21 Sometimes in cases of this nature one encounters evidence of earlier complaint or at least observation of a long standing hazard. Here there was no such evidence. This may simply be the claimant's misfortune, but the law places the onus of proof on his shoulders. There was no attempt to adduce expert evidence about the age of the damaged portion of the installation. Mr Burn's general comments were silent on this issue, yet he is a consulting engineer who might perhaps be expected to have inspected the damage more closely than he did or to have had access to technical information that could have assisted in determining the cause and age of the damage.
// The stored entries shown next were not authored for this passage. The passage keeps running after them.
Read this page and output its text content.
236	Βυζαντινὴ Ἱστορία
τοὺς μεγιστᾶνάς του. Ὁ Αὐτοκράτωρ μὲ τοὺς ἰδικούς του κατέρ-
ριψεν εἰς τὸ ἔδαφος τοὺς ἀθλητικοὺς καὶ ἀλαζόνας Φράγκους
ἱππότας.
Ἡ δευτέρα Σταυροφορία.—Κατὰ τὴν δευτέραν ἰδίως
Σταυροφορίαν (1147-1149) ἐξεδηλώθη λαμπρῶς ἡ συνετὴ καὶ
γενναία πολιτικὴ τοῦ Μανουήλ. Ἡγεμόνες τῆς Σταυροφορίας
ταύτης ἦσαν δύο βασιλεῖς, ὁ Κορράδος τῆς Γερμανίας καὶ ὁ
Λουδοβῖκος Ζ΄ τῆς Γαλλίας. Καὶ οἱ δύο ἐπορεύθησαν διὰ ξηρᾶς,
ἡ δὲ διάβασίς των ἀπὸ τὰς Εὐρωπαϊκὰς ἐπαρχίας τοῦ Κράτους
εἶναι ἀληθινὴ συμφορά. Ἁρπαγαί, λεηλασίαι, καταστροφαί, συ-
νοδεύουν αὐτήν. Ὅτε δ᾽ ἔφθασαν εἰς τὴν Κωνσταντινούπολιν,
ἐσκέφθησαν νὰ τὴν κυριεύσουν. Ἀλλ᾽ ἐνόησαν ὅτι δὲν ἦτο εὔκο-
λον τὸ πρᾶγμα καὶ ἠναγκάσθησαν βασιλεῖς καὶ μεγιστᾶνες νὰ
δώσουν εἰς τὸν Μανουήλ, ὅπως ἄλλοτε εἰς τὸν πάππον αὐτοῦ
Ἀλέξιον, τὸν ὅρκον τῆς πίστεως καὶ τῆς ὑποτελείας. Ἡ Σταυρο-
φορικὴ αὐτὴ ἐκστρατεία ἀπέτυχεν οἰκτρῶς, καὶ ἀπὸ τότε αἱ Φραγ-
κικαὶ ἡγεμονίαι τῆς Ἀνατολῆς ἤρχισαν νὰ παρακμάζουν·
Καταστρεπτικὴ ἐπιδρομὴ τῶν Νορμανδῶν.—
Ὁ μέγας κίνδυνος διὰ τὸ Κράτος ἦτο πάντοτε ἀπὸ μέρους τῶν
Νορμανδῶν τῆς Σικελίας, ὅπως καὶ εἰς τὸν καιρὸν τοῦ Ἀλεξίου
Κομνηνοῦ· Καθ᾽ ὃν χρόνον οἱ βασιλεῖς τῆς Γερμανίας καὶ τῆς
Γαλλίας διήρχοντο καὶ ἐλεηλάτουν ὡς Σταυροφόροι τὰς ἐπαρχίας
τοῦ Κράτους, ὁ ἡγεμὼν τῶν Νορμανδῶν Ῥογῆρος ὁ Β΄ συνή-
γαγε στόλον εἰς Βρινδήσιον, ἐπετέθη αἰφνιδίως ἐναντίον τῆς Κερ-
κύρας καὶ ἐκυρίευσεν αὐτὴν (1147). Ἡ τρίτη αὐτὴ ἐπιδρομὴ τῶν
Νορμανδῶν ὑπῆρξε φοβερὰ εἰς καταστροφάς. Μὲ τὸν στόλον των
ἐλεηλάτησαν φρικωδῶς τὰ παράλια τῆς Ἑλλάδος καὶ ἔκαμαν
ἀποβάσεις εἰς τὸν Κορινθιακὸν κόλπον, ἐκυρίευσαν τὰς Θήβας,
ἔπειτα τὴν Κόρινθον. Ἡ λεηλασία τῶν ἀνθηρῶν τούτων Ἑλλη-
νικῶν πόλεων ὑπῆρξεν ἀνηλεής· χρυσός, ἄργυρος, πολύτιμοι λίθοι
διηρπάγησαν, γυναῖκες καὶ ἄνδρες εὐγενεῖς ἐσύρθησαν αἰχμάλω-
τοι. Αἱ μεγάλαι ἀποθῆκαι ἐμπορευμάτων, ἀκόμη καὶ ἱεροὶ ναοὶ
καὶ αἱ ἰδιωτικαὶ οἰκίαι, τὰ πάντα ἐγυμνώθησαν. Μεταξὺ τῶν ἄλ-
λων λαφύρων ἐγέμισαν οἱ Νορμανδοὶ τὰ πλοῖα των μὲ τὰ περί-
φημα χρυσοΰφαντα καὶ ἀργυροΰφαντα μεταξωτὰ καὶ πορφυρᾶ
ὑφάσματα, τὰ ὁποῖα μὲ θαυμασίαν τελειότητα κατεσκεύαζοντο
22 The second difficulty for the claimant is the absence of any evidence indicative of an unreasonable system of inspection and maintenance and/or the breakdown of a reasonable such system. It is clear that the content of the relevant duty includes the taking of reasonable steps to inspect and repair (Ghantous at 577[150], 579-81[158]-[162]). The claimant could have garnered information about the opponent's system through the processes of discovery, interrogatories or subpoena. The barest of evidence could have been most potent in a trial like this where the defendant chose not to go into evidence. Of course, had the claimant led any such evidence, the defendant itself might have taken a different stance at trial.
23 This difficulty feeds into a further problem for the claimant, one of causation. To succeed, he must establish the probability that lack of a reasonable maintenance regime caused the injury. If the damage occurred shortly before the claimant's fall then the claimant would fail unless he could show that a reasonable inspection system would probably have detected and rectified the damage before the particular accident occurred. Each case must be decided on its own facts, but there is helpful discussion of the principles involved, including affirmation that the burden of proof lies upon the plaintiff in Brady v Girvan Bros Pty Ltd (t/a Minto Mall) (1986) 7 NSWLR 241 and Kocis v S E Dickens Pty Ltd [1998] 3 VR 408.
24 Here there was simply an absence of evidence upon which to infer that the accident was probably caused by some unreasonably deficient system of inspection and maintenance or the breakdown of a reasonable system.
25 Judge Certoma was not persuaded that the claimant had established unreasonableness on the opponent's part as regards any failure to inspect or ascertain the damage to the pit cover which caused the accident. I am unpersuaded that his Honour erred in this conclusion.
26 Accordingly I would refuse leave to appeal and dismiss the summons with costs.
27 SHELLER JA: I agree with Mason P.
28 BEAZLEY JA: I agree with Mason P.